How NASA built and flew the first helicopter to fly on another planet
MiMi Aung, the program manager for NASA's Ingenuity helicopter describes the historic first flight
On Monday, April 19 NASA's Ingenuity helicopter made its first flight, clawing its way a few metres off the ground for a 30 second flight in the thin Martian atmosphere. Thursday it made a second slightly longer flight and all systems are go for more.
It was the culmination of many years of work for the Ingenuity team, Program manager MiMi Aung told Quirks & Quarks host Bob McDonald.
Several significant engineering challenges faced Aung and other NASA engineers as they developed Ingenuity. First among them was building a helicopter that could fly in an atmosphere just one per cent as dense as Earth's — and that could fit into the small space available on the Perseverance rover.
Though it weighs just under two kilograms, Ingenuity sports two counter-rotating rotor blades that span just over a meter. Those rotors spin six times faster than they would for a helicopter flying in Earth's atmosphere.
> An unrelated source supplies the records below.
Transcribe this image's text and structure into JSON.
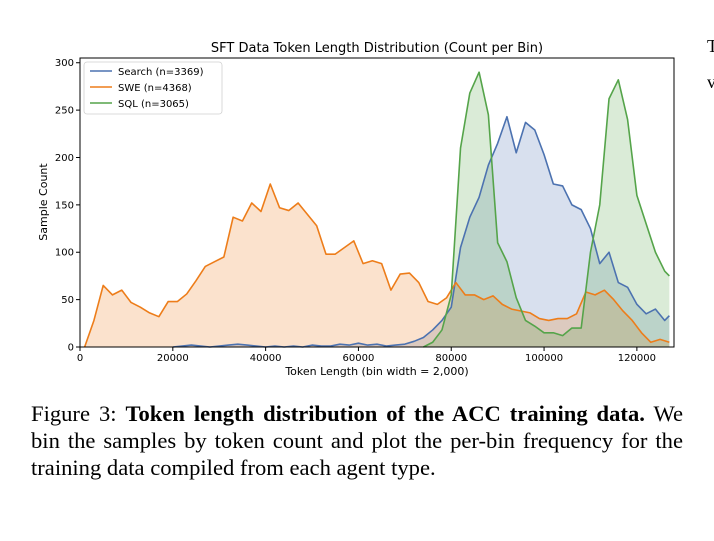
{
  "chart_data": {
    "type": "area",
    "title": "SFT Data Token Length Distribution (Count per Bin)",
    "xlabel": "Token Length (bin width = 2,000)",
    "ylabel": "Sample Count",
    "xlim": [
      0,
      128000
    ],
    "ylim": [
      0,
      305
    ],
    "grid": false,
    "legend_position": "top-left",
    "x_ticks": [
      0,
      20000,
      40000,
      60000,
      80000,
      100000,
      120000
    ],
    "x_tick_labels": [
      "0",
      "20000",
      "40000",
      "60000",
      "80000",
      "100000",
      "120000"
    ],
    "y_ticks": [
      0,
      50,
      100,
      150,
      200,
      250,
      300
    ],
    "y_tick_labels": [
      "0",
      "50",
      "100",
      "150",
      "200",
      "250",
      "300"
    ],
    "series": [
      {
        "name": "Search (n=3369)",
        "color": "#4c72b0",
        "x": [
          20000,
          22000,
          24000,
          26000,
          28000,
          30000,
          32000,
          34000,
          36000,
          38000,
          40000,
          42000,
          44000,
          46000,
          48000,
          50000,
          52000,
          54000,
          56000,
          58000,
          60000,
          62000,
          64000,
          66000,
          68000,
          70000,
          72000,
          74000,
          76000,
          78000,
          80000,
          82000,
          84000,
          86000,
          88000,
          90000,
          92000,
          94000,
          96000,
          98000,
          100000,
          102000,
          104000,
          106000,
          108000,
          110000,
          112000,
          114000,
          116000,
          118000,
          120000,
          122000,
          124000,
          126000,
          127000
        ],
        "values": [
          0,
          1,
          2,
          1,
          0,
          1,
          2,
          3,
          2,
          1,
          0,
          1,
          0,
          1,
          0,
          2,
          1,
          1,
          3,
          2,
          4,
          2,
          3,
          1,
          2,
          3,
          6,
          10,
          18,
          28,
          42,
          105,
          137,
          158,
          192,
          215,
          243,
          205,
          237,
          229,
          203,
          172,
          170,
          150,
          145,
          125,
          88,
          100,
          68,
          63,
          45,
          35,
          40,
          28,
          33
        ]
      },
      {
        "name": "SWE (n=4368)",
        "color": "#ed7d1a",
        "x": [
          1000,
          3000,
          5000,
          7000,
          9000,
          11000,
          13000,
          15000,
          17000,
          19000,
          21000,
          23000,
          25000,
          27000,
          29000,
          31000,
          33000,
          35000,
          37000,
          39000,
          41000,
          43000,
          45000,
          47000,
          49000,
          51000,
          53000,
          55000,
          57000,
          59000,
          61000,
          63000,
          65000,
          67000,
          69000,
          71000,
          73000,
          75000,
          77000,
          79000,
          81000,
          83000,
          85000,
          87000,
          89000,
          91000,
          93000,
          95000,
          97000,
          99000,
          101000,
          103000,
          105000,
          107000,
          109000,
          111000,
          113000,
          115000,
          117000,
          119000,
          121000,
          123000,
          125000,
          127000
        ],
        "values": [
          0,
          28,
          65,
          55,
          60,
          47,
          42,
          36,
          32,
          48,
          48,
          56,
          70,
          85,
          90,
          95,
          137,
          133,
          152,
          143,
          172,
          147,
          144,
          152,
          140,
          128,
          98,
          98,
          105,
          112,
          88,
          91,
          88,
          60,
          77,
          78,
          68,
          48,
          45,
          52,
          68,
          55,
          55,
          50,
          54,
          45,
          40,
          38,
          36,
          30,
          28,
          30,
          30,
          35,
          58,
          55,
          60,
          50,
          38,
          28,
          15,
          5,
          8,
          5
        ]
      },
      {
        "name": "SQL (n=3065)",
        "color": "#55a44a",
        "x": [
          74000,
          76000,
          78000,
          80000,
          82000,
          84000,
          86000,
          88000,
          90000,
          92000,
          94000,
          96000,
          98000,
          100000,
          102000,
          104000,
          106000,
          108000,
          110000,
          112000,
          114000,
          116000,
          118000,
          120000,
          122000,
          124000,
          126000,
          127000
        ],
        "values": [
          0,
          5,
          18,
          55,
          210,
          268,
          290,
          245,
          110,
          90,
          52,
          28,
          22,
          15,
          15,
          12,
          20,
          20,
          100,
          150,
          262,
          282,
          240,
          160,
          130,
          100,
          80,
          75
        ]
      }
    ]
  },
  "caption": {
    "label": "Figure 3:",
    "bold": "Token length distribution of the ACC training data.",
    "text": "We bin the samples by token count and plot the per-bin frequency for the training data compiled from each agent type."
  },
  "edge_fragment": {
    "line1": "T",
    "line2": "v"
  }
}
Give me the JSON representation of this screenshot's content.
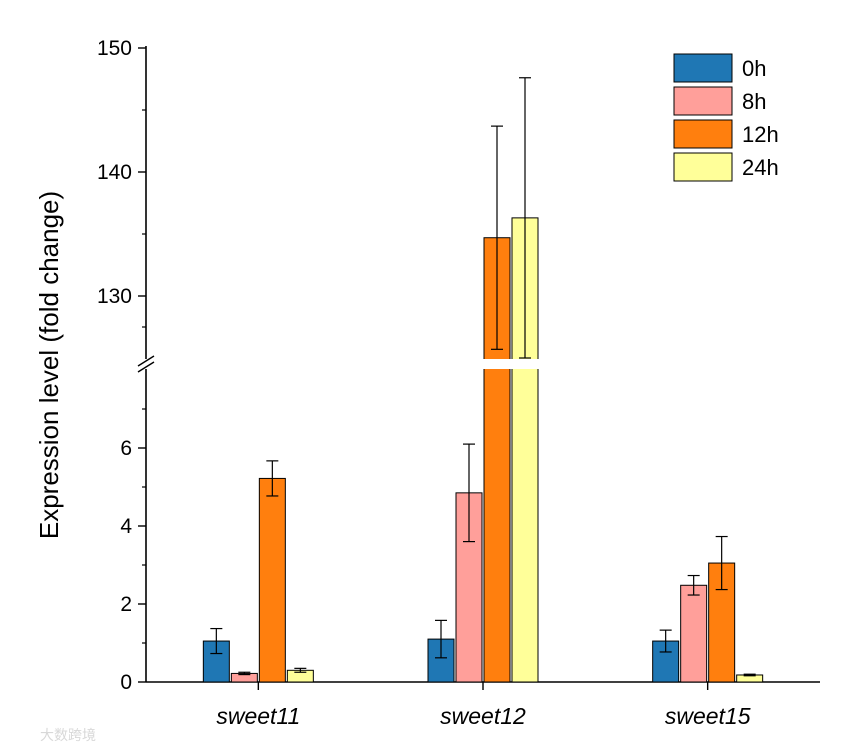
{
  "chart_data": {
    "type": "bar",
    "title": "",
    "xlabel": "",
    "ylabel": "Expression level (fold change)",
    "categories": [
      "sweet11",
      "sweet12",
      "sweet15"
    ],
    "broken_axis": {
      "lower_range": [
        0,
        8
      ],
      "upper_range": [
        125,
        150
      ],
      "lower_ticks": [
        0,
        2,
        4,
        6
      ],
      "upper_ticks": [
        130,
        140,
        150
      ]
    },
    "series": [
      {
        "name": "0h",
        "color": "#1f77b4",
        "values": [
          1.05,
          1.1,
          1.05
        ],
        "errors": [
          0.32,
          0.48,
          0.28
        ]
      },
      {
        "name": "8h",
        "color": "#ff9f9a",
        "values": [
          0.22,
          4.85,
          2.48
        ],
        "errors": [
          0.03,
          1.25,
          0.25
        ]
      },
      {
        "name": "12h",
        "color": "#ff7f0e",
        "values": [
          5.22,
          134.7,
          3.05
        ],
        "errors": [
          0.45,
          9.0,
          0.68
        ]
      },
      {
        "name": "24h",
        "color": "#ffff99",
        "values": [
          0.3,
          136.3,
          0.18
        ],
        "errors": [
          0.05,
          11.3,
          0.02
        ]
      }
    ],
    "legend_position": "top-right"
  },
  "watermark": "大数跨境"
}
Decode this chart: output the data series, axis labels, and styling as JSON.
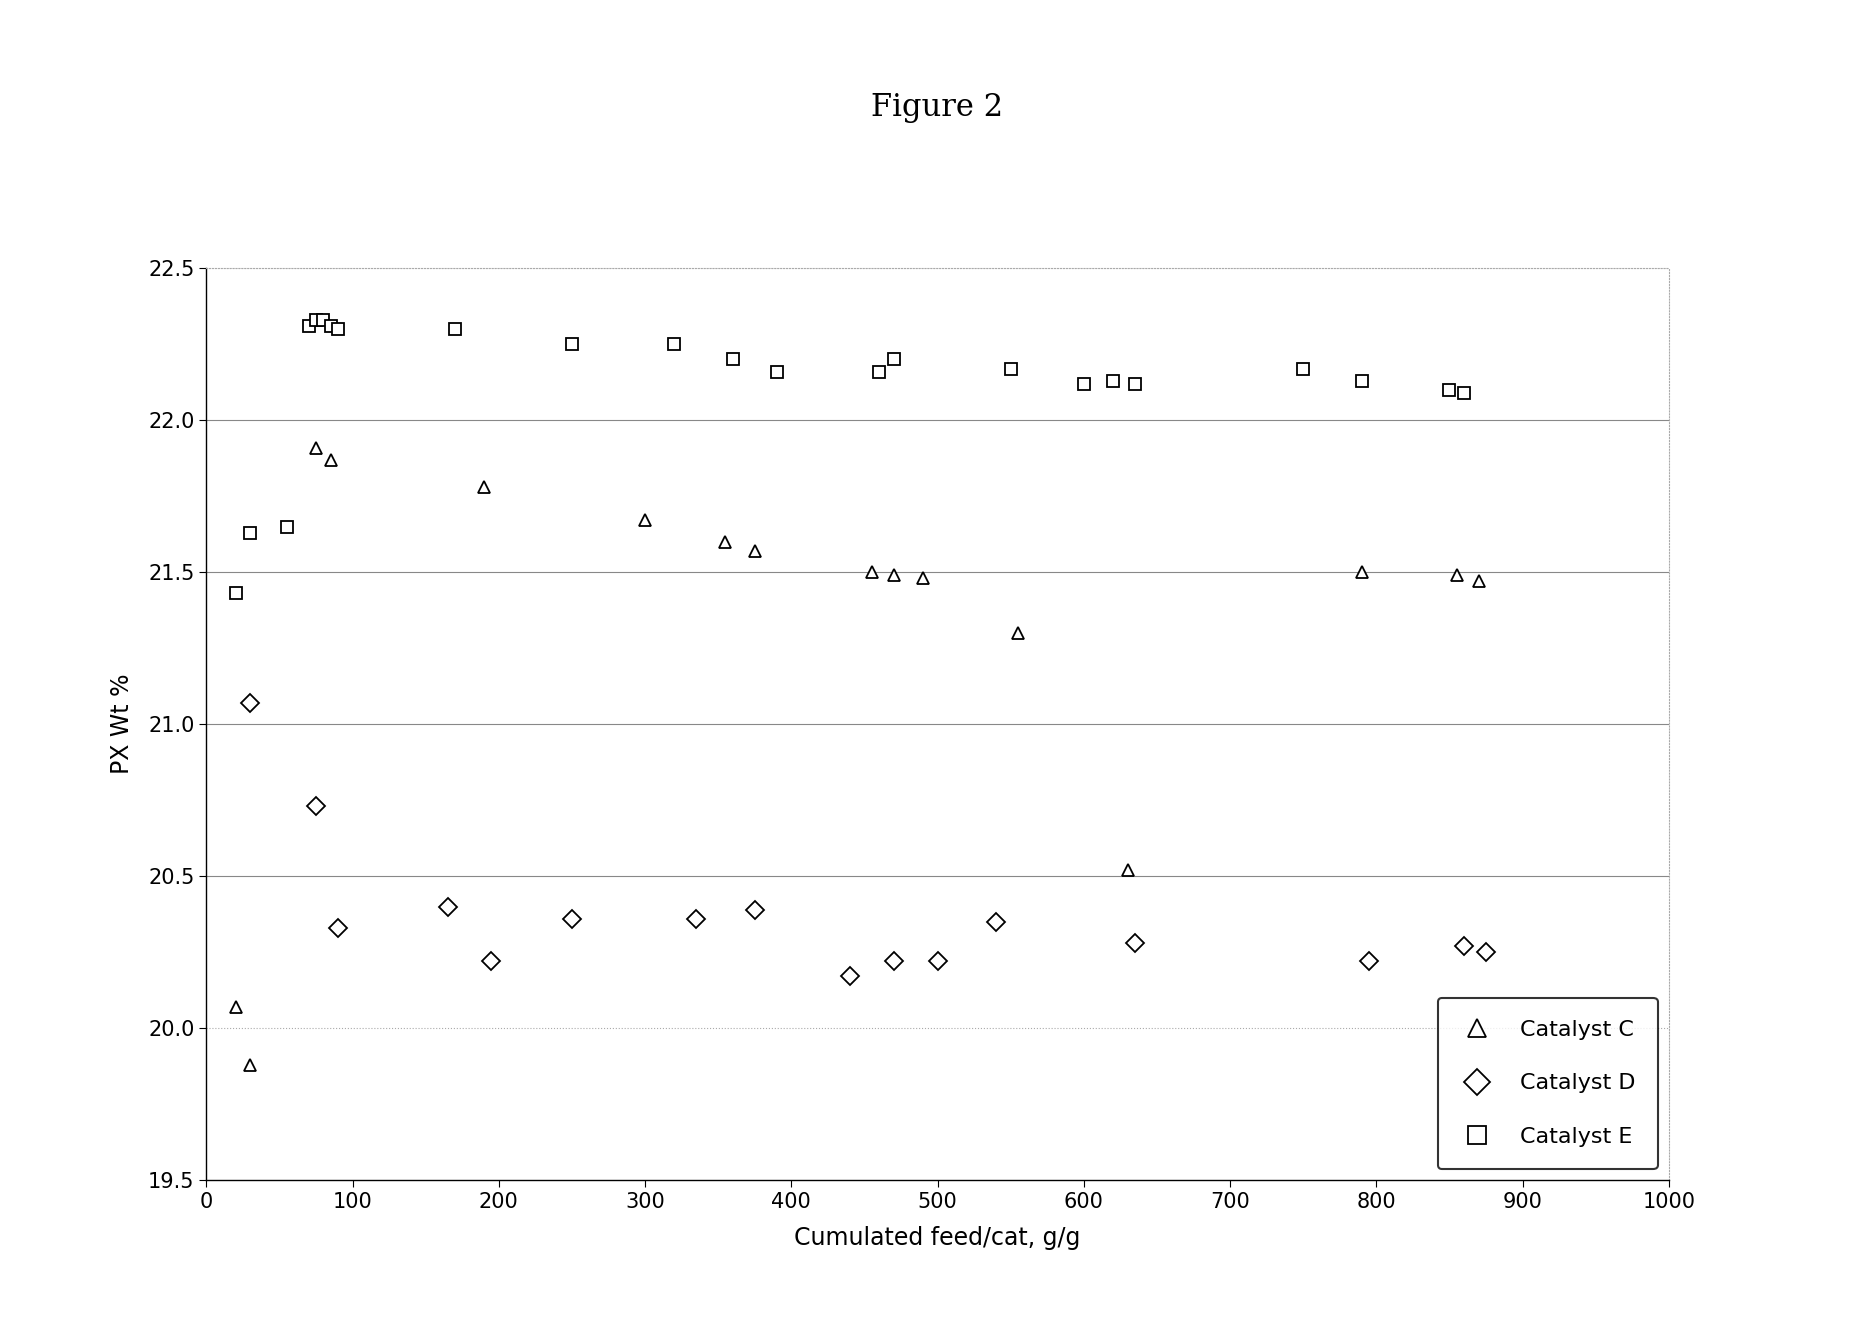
{
  "title": "Figure 2",
  "xlabel": "Cumulated feed/cat, g/g",
  "ylabel": "PX Wt %",
  "xlim": [
    0,
    1000
  ],
  "ylim": [
    19.5,
    22.5
  ],
  "xticks": [
    0,
    100,
    200,
    300,
    400,
    500,
    600,
    700,
    800,
    900,
    1000
  ],
  "yticks": [
    19.5,
    20.0,
    20.5,
    21.0,
    21.5,
    22.0,
    22.5
  ],
  "catalyst_C": {
    "x": [
      20,
      30,
      75,
      85,
      190,
      300,
      355,
      375,
      455,
      470,
      490,
      555,
      630,
      790,
      855,
      870
    ],
    "y": [
      20.07,
      19.88,
      21.91,
      21.87,
      21.78,
      21.67,
      21.6,
      21.57,
      21.5,
      21.49,
      21.48,
      21.3,
      20.52,
      21.5,
      21.49,
      21.47
    ],
    "marker": "^",
    "label": "Catalyst C"
  },
  "catalyst_D": {
    "x": [
      30,
      75,
      90,
      165,
      195,
      250,
      335,
      375,
      440,
      470,
      500,
      540,
      635,
      795,
      860,
      875
    ],
    "y": [
      21.07,
      20.73,
      20.33,
      20.4,
      20.22,
      20.36,
      20.36,
      20.39,
      20.17,
      20.22,
      20.22,
      20.35,
      20.28,
      20.22,
      20.27,
      20.25
    ],
    "marker": "D",
    "label": "Catalyst D"
  },
  "catalyst_E": {
    "x": [
      20,
      30,
      55,
      70,
      75,
      80,
      85,
      90,
      170,
      250,
      320,
      360,
      390,
      460,
      470,
      550,
      600,
      620,
      635,
      750,
      790,
      850,
      860
    ],
    "y": [
      21.43,
      21.63,
      21.65,
      22.31,
      22.33,
      22.33,
      22.31,
      22.3,
      22.3,
      22.25,
      22.25,
      22.2,
      22.16,
      22.16,
      22.2,
      22.17,
      22.12,
      22.13,
      22.12,
      22.17,
      22.13,
      22.1,
      22.09
    ],
    "marker": "s",
    "label": "Catalyst E"
  },
  "marker_size": 9,
  "marker_facecolor": "white",
  "marker_edgecolor": "black",
  "marker_linewidth": 1.3,
  "legend_loc": "lower right",
  "background_color": "#ffffff",
  "solid_hlines": [
    20.5,
    21.0,
    21.5,
    22.0
  ],
  "dotted_hline": 20.0,
  "top_hline": 22.5,
  "grid_line_color": "#888888",
  "dotted_line_color": "#aaaaaa",
  "top_border_color": "#aaaaaa"
}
The helicopter's flight also has to be entirely autonomous. While the NASA engineers can specify the height, duration, and route for flights, the lengthy communications delay between Earth and Mars means Ingenuity does the flying all by itself.
Aung suggests that this opens whole new possibilities for planetary exploration. Helicopters on Mars will be able to explore cliff faces and ravines that are inaccessible to wheeled rovers. And they will also be able to act as scouts to identify promising and safe routes for rovers and eventually perhaps human explorers.
The significance of this first flight on another planet is underlined by a symbolic passenger that the helicopter is carrying: a fragment of fabric from the Wright brothers flyer that accomplished the first powered flight on Earth in 1903.